You see, for me, the pleasure of a corn dog is only partially about the physical components: the fat, the baked batter, the honey crisped edge of the cornbread, the stick, the thin dribble of baked hard bread unavoidably left two-thirds down the stick (though since I'm thinking about it and have just finished two corn dogs responsible for the title, I might as well eat the dribble of bread two-thirds down the stick).
These things certainly are pleasurable to me, but they aren't what I mean when I talk about the pleasure of eating a corn dog. Indeed, the emotion that embodies itself to me in a corn dog could embody itself to someone else in, perhaps, chilled watermelon or street tacos—two things I love but which do not to me feel at all like eating a corn dog.
It is not only, as I have already said, the individual ingredients or their synergistic whole on a physical level. Nor is it simply the cultural weight that a corn dog holds in my own American past—which I assure you is very great. I'm not sure if corn dogs were actually featured at the football games and rodeos I attended as a child, but in my mind they were, and that speaks to the cultural truth of it.

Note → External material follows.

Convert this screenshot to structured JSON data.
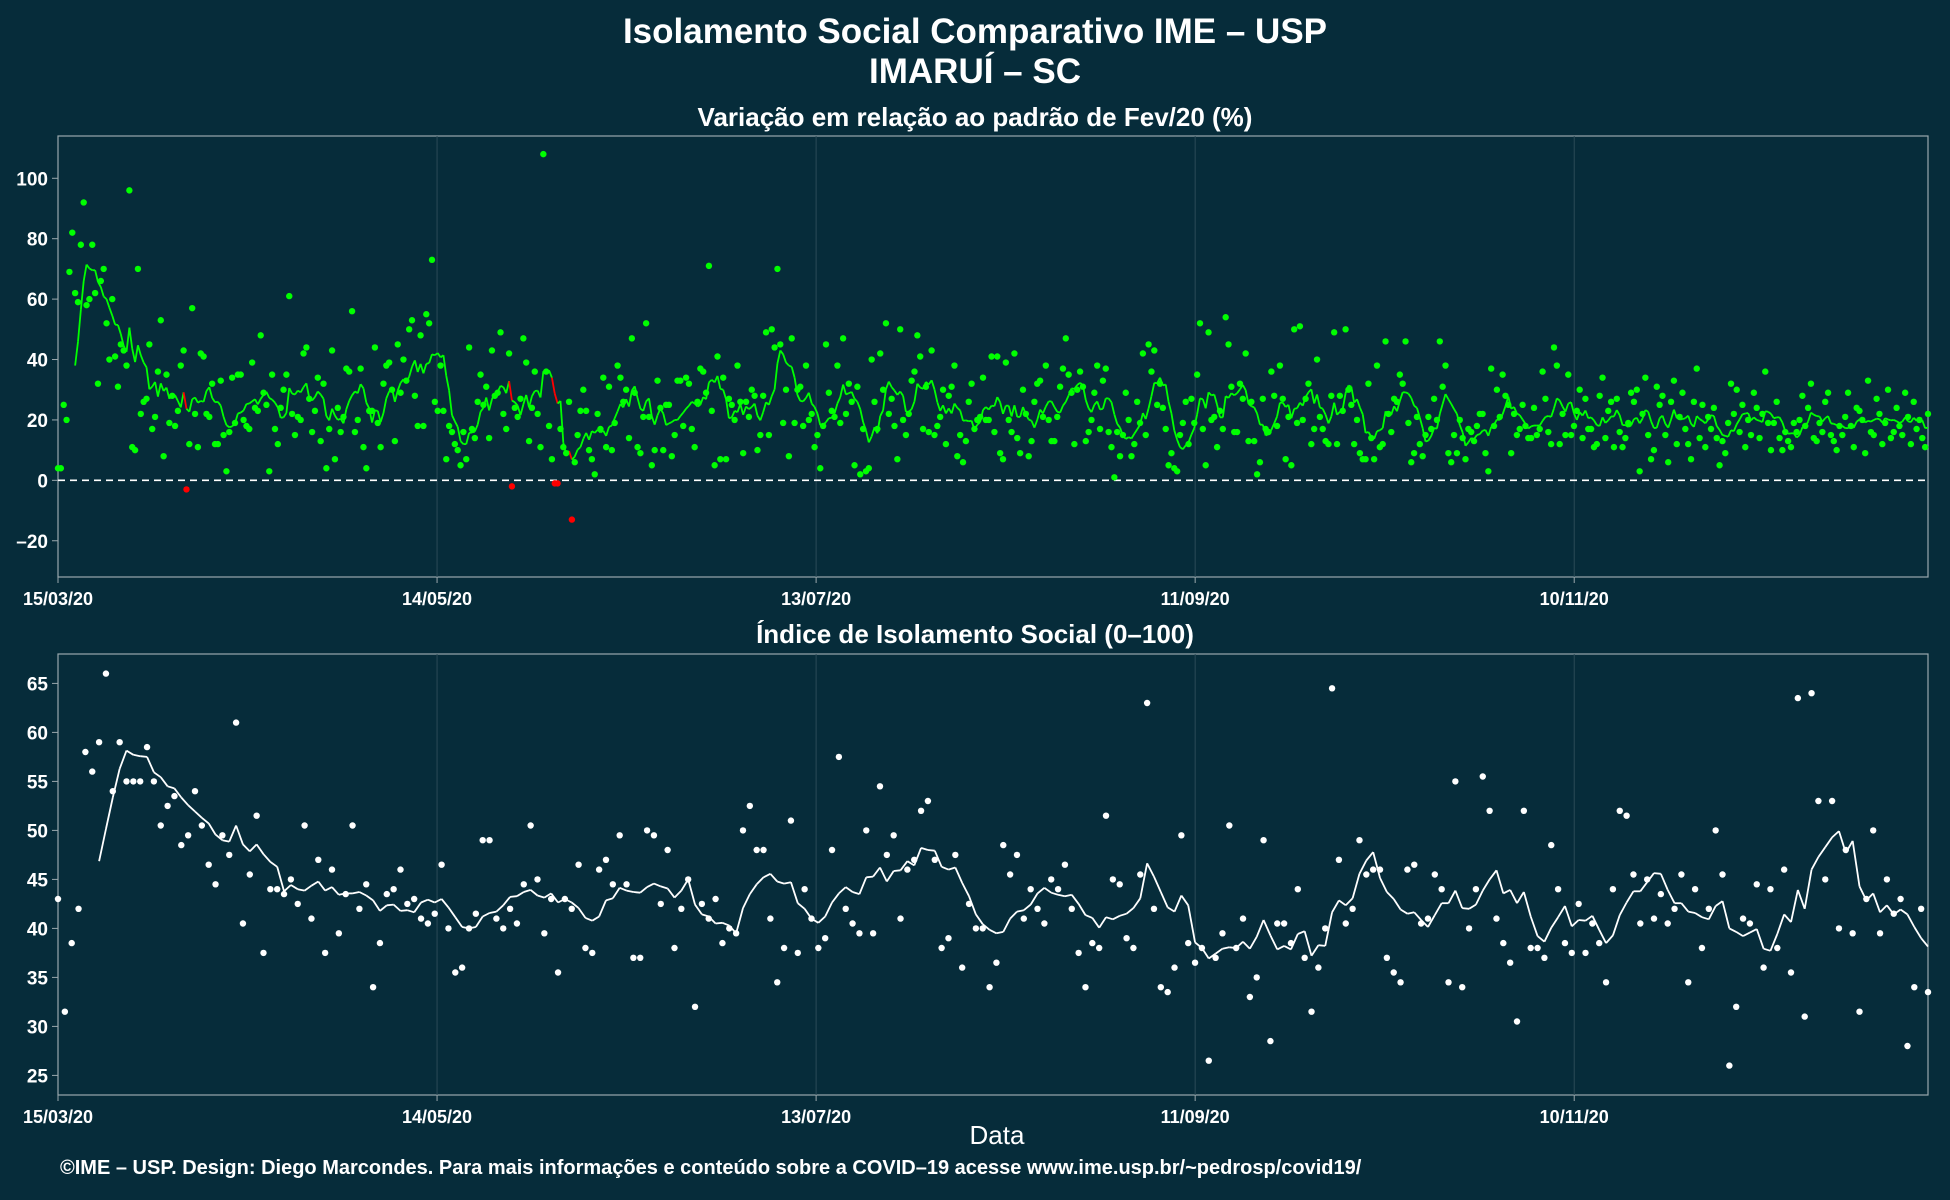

On a familial level, I have one story that bears on the matter: my father, whom I have always thought very wise in his response to panhandling requests (due to his principle of always providing tangible groceries), once saw a man on the corner of an unpopular, sleepy intersection in Ft. Lauderdale, Florida. The man had no sign, just a confused and pleading look that swept the space between cars. My father stopped and found out that the man's wife had left him. When my father asked if he needed any help, the man just said that a few corn dogs would be nice and that he had a friend who could use some too. My father returned from a food market stand with corn dogs for the man and his friend, and that was that, as far as I know.
I should add here that I told my father about this little piece of writing I am doing, and that he told me he got hot dogs, not corn dogs, and at a box store rather than a stand. But I thought they were corn dogs when I wrote the bulk of that paragraph, which leaves the point salient, at least in terms of the nostalgia I draw from corn dogs.

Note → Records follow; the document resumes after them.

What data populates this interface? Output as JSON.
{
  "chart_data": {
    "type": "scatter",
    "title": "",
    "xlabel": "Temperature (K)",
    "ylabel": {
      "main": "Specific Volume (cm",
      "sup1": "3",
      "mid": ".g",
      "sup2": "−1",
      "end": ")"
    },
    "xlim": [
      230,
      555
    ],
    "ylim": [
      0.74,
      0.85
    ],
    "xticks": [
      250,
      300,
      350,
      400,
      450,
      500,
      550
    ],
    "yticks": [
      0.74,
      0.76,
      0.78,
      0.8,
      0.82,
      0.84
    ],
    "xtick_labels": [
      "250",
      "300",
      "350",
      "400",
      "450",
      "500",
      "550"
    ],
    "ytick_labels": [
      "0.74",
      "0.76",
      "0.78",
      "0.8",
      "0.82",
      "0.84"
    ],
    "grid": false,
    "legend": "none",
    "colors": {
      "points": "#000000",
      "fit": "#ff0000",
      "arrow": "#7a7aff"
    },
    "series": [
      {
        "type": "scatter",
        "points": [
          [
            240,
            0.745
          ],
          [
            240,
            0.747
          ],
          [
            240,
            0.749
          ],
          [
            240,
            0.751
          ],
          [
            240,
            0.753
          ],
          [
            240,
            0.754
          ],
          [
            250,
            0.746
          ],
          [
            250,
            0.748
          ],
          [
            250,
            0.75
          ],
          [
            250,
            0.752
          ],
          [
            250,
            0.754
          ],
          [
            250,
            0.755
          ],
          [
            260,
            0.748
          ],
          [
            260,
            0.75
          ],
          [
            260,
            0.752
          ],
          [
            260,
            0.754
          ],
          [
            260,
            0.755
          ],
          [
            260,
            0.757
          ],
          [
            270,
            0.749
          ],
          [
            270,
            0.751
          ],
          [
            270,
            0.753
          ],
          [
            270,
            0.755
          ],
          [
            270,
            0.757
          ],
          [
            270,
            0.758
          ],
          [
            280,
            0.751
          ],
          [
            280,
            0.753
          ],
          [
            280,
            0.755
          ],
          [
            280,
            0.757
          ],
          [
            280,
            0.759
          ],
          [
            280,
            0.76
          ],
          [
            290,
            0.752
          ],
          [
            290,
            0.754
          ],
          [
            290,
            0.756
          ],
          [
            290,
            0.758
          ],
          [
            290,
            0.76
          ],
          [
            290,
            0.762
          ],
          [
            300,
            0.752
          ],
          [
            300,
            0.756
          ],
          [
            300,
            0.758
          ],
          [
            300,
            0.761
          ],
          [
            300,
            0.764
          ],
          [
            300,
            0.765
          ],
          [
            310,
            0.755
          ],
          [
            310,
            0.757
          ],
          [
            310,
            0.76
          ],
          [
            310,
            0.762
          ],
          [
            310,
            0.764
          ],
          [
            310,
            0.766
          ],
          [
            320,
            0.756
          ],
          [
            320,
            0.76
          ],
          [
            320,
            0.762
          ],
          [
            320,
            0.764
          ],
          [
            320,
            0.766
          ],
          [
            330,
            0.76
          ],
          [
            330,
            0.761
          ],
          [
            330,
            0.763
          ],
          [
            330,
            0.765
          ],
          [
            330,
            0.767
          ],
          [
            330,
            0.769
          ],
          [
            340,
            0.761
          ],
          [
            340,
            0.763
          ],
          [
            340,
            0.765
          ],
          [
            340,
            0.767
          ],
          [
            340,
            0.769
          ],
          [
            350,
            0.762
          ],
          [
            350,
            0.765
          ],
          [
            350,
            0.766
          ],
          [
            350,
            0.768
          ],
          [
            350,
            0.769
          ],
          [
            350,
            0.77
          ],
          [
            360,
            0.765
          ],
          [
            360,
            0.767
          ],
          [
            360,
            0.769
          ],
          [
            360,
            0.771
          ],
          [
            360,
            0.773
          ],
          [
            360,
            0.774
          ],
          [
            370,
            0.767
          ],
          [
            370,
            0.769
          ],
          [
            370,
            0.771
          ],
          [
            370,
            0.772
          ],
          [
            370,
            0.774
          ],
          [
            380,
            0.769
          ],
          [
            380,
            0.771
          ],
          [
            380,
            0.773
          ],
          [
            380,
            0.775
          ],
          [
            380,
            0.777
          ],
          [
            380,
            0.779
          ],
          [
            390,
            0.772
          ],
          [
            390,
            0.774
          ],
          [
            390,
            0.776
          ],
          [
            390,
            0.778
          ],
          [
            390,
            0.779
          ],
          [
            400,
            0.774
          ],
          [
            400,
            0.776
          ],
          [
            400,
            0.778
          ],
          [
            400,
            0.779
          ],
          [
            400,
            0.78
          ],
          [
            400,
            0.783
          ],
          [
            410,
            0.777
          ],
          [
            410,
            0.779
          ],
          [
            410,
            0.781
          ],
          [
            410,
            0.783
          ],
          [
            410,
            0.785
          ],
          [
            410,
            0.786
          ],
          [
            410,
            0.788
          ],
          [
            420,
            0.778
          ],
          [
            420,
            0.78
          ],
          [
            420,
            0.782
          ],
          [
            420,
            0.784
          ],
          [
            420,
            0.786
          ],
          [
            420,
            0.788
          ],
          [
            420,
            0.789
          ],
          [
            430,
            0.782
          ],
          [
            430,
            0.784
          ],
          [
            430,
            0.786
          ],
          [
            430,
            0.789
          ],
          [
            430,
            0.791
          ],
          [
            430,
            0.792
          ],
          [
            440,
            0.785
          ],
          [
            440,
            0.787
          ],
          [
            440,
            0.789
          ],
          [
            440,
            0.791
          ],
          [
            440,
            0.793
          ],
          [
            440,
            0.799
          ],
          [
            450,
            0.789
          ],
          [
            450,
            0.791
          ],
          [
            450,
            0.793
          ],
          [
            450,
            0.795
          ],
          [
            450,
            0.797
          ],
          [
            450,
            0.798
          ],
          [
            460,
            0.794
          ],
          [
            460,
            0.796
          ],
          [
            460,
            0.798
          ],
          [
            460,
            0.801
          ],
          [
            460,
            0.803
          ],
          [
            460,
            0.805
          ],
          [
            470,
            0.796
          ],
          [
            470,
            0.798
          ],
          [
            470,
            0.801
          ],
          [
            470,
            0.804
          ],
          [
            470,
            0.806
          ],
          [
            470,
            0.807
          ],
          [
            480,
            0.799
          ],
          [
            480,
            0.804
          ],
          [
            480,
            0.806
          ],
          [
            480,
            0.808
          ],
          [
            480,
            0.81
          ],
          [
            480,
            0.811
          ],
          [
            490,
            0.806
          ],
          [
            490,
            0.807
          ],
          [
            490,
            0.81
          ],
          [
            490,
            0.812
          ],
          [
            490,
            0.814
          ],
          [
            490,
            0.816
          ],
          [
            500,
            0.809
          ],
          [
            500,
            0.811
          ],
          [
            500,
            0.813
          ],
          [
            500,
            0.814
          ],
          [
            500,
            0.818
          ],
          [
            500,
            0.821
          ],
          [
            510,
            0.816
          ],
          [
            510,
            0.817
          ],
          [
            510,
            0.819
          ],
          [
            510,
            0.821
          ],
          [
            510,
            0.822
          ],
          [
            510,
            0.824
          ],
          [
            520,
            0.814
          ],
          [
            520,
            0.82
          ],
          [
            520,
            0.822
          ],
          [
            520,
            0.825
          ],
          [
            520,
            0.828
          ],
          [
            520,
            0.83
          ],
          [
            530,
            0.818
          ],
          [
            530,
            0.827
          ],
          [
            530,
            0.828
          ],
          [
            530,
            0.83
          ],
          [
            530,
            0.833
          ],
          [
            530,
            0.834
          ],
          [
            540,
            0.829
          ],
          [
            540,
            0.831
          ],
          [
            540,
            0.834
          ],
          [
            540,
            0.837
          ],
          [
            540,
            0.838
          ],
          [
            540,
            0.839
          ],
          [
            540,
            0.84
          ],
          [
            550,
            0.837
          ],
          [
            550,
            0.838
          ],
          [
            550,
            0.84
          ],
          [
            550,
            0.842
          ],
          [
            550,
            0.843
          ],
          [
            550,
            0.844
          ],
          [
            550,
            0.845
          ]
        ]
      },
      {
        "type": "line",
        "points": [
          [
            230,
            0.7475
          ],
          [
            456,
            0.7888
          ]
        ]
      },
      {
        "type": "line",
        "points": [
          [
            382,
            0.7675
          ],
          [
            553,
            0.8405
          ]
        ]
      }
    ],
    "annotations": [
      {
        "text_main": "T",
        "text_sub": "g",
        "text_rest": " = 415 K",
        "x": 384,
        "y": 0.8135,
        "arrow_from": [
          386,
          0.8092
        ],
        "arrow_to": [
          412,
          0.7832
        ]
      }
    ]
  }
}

My father told me this story while I was living in a city saturated with professional peddlers. There, my husband and I foolishly gave too much to the best of scammers, leaving us with little to give—we already had close to nothing—when our neighbors couldn’t afford their rent.
In other words, it was told to me after I had developed the habit of eating corn dogs, on account of losing significant sums of money—a hundred dollars, once, when my husband bought a man a Greyhound bus ticket that the man quickly sold, or so we assumed when we saw him panhandling at the same place thereafter. It seemed reasonable to spend money when we were asked; Michael had, after all, graduated law school, and we hoped that we would eventually have a comfortable income. At that moment, however, we lived in low-income housing, and our grocery budget had come to prohibit any common purchase of niceties like oranges or yogurt. Corn dogs, however, were available at fifty cents apiece, and they never failed to satisfy my hunger.
And that promise of comfort, in the end, is perhaps the root of it, the raison d’etre for the sweet and caloric and sublime satisfaction of eating a corn dog.